Recent reports reveal that regulatory uncertainty is discouraging investment in two of America's great engines of economic growth, jobs and health -- the biomedical industry and medical devices. No surprise, really.

From the California Health Institute, "CHI Survey: Lack of Investment, Regulatory Environment Threaten Future Biomedical Growth, Innovation":

SAN FRANCISCO, Jan. 10, 2012 – Access to capital, a burdensome and uncertain regulatory environment and lack of innovation and productivity in research and development are the biggest threats to the biomedical industry’s growth over the next five years, according to biomedical company CEOs surveyed by CHI-California Healthcare Institute, BayBio and PwC US. ...

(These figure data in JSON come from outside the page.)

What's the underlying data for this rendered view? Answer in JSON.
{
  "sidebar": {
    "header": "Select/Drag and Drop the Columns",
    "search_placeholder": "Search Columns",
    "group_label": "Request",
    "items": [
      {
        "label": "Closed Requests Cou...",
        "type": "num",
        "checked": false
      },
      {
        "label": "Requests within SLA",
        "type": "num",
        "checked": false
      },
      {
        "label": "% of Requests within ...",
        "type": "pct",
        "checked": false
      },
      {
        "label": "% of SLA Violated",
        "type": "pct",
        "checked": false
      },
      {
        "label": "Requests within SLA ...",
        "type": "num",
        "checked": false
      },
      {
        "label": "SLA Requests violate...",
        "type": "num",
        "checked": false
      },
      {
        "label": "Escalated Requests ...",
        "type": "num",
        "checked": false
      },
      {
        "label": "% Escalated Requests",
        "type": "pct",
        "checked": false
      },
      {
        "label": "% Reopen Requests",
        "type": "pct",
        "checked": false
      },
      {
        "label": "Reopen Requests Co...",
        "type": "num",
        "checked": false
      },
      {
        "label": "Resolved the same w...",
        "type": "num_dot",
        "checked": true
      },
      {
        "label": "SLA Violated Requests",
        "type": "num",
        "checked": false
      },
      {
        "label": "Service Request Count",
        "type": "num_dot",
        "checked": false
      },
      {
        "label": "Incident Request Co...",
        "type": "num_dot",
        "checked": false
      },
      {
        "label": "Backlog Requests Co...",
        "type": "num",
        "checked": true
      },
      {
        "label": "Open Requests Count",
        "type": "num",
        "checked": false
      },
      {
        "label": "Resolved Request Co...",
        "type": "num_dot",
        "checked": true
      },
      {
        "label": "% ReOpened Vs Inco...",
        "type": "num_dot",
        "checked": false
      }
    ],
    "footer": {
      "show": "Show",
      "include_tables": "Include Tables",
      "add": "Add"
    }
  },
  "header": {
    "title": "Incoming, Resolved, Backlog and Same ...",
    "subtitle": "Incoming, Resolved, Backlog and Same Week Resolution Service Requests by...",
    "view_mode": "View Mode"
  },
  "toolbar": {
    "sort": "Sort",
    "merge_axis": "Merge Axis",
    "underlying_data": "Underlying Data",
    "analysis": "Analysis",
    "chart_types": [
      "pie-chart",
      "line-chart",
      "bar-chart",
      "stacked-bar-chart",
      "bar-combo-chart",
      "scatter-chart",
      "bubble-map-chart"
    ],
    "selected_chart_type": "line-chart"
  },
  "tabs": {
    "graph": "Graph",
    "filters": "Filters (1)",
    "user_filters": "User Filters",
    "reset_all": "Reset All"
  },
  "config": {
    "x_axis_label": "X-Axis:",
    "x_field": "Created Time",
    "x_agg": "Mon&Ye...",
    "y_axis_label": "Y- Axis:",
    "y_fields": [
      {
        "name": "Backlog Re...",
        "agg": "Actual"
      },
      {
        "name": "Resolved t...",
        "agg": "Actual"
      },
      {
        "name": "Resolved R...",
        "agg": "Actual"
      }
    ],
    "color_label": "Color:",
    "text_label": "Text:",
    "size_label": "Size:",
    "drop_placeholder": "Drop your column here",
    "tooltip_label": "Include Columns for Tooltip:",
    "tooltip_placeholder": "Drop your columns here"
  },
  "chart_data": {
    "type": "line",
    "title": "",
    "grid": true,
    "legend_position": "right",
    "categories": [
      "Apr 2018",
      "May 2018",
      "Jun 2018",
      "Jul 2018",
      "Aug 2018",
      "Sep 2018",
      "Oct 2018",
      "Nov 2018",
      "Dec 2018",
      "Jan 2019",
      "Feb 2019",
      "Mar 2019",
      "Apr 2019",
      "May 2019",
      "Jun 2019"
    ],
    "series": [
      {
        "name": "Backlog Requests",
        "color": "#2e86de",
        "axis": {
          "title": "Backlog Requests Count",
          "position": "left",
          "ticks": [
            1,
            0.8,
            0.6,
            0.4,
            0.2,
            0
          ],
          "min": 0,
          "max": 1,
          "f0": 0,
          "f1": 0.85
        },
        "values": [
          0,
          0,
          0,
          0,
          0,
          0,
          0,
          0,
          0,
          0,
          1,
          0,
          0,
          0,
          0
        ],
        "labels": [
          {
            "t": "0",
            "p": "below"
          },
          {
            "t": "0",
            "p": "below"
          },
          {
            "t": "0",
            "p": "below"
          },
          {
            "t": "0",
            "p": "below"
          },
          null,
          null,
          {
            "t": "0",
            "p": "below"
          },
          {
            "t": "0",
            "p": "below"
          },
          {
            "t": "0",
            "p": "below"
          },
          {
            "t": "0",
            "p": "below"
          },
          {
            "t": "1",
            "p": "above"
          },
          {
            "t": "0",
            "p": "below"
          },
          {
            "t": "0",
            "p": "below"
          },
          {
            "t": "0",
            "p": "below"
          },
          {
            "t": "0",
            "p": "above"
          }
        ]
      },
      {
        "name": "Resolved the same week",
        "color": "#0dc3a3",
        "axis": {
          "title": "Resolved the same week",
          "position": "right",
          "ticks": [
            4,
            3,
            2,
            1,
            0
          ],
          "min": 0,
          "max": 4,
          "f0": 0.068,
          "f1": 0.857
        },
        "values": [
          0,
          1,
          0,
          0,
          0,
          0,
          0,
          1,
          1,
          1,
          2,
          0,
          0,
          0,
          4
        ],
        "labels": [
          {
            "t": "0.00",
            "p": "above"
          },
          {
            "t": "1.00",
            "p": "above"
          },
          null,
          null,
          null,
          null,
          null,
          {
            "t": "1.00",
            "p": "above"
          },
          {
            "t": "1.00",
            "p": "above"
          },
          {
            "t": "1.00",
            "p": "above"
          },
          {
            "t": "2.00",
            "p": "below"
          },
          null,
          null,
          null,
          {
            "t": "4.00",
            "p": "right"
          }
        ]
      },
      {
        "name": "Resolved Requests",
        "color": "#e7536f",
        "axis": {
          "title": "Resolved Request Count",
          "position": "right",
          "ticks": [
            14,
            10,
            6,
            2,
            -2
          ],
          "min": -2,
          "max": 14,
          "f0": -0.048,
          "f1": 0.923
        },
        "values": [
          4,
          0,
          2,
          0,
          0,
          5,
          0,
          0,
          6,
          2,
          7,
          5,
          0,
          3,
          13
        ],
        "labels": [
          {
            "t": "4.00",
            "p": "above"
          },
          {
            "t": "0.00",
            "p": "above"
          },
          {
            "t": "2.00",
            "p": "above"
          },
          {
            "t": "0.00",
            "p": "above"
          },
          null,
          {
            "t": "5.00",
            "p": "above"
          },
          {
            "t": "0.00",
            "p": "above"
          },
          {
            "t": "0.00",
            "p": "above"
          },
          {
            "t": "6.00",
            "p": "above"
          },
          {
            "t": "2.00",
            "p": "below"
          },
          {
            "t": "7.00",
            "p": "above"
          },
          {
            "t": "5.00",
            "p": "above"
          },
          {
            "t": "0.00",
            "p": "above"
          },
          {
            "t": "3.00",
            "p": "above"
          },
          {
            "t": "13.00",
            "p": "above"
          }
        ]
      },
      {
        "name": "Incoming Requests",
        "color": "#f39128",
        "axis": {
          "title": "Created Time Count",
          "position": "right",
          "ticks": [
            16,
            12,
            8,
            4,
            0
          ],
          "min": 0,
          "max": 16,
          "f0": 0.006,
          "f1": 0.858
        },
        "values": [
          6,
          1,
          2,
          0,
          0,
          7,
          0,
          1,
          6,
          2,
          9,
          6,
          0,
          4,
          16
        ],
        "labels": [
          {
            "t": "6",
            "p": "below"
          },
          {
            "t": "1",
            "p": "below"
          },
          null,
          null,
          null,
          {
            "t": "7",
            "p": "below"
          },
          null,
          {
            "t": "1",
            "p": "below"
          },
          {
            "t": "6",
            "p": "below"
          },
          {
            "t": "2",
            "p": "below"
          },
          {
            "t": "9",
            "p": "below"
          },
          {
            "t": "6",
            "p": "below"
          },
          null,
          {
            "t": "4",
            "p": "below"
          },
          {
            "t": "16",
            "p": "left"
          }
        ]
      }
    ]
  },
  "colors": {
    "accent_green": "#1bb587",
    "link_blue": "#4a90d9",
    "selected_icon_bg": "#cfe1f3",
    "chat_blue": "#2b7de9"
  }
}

According to CEOs surveyed, FDA and regulation are the key issues affecting research and development. Eighty-one percent of CEOs also said that coverage and reimbursement issues are extremely important to the industry’s ability to advance biomedical research, innovation and investment in California.

Also on Tuesday, CNBC interviewed three CEOs from leading medical device firms: Omar Ishrak, Medtronic; Michael A. Mussallem, Edwards Lifesciences and Stephen P. MacMillan of Stryker (video), attending the JP Morgan Healthcare Conference. Asked about the implementation of the Affordable Care and Patient Protection Act, Ishrak commented:

I think the uncertainty around its implementation has definitely impacted this industry, and definitely impacted us. In addition, there’s been greater scrutiny -- some of it is good -- into our hospital customers, and that's also caused a bit of a slowdown in the industry. It's definitely impacted our marketplace.

In a timely report, the Mercatus Center at George Mason University examined the regulatory implementation of the health care law. The free-market regulatory think tank is harsh in its conclusions. From "Haste Made Waste: The Health Care Law's Rushed Regulations":

New research out ...from the Mercatus Center looks at the eight major regulations federal agencies issued to implement the Affordable Care Act and finds "ready, fire, aim!" rulemaking at its worst.

Economists Jerry Ellig and Christopher Conover discovered that the rules contain top-driven, low-quality regulatory analysis that reads more like an attempt to justify decisions than to inform them.

The study shows that the low-quality regulatory analysis for the health care law reflects a systemic failing of the federal regulatory process.

Then there's the coming tax increase, a 2.3 percent excise tax, on medical devices, also thanks to the new health care law. Writing for Bloomberg, Ramesh Ponnuru reports the tax, due to hit in 2013, has already prompted layoffs across the industry with more to come.

The sluggish economy is clearly part of the explanation, but the medical-devices industry had been a relative bright spot within U.S. manufacturing, losing only 1.1 percent of its employees during 2007-2008 while manufacturing as a whole lost 4.8 percent. A study done for AdvaMed, a trade association for the industry, claims the tax could ultimately cost more than 45,000 jobs.

Medical-device companies employ more than 400,000 Americans. Their wages are higher than the national average. The U.S. is a net exporter of medical devices.

The tax will change these numbers for the worse. It will be levied at 2.3 percent of sales; on average, profits make up less than 4 percent of sales in the industry. The AdvaMed study concludes, “The new 2.3 percent excise tax will roughly double their total tax bill and raise the average effective corporate income tax rate to one of the highest effective tax rates faced by any industry in the world.”

There's time to fix these problems, the regulatory miscues and excesses and the punitive tax, but meanwhile the uncertainty remains a major economic disincentive.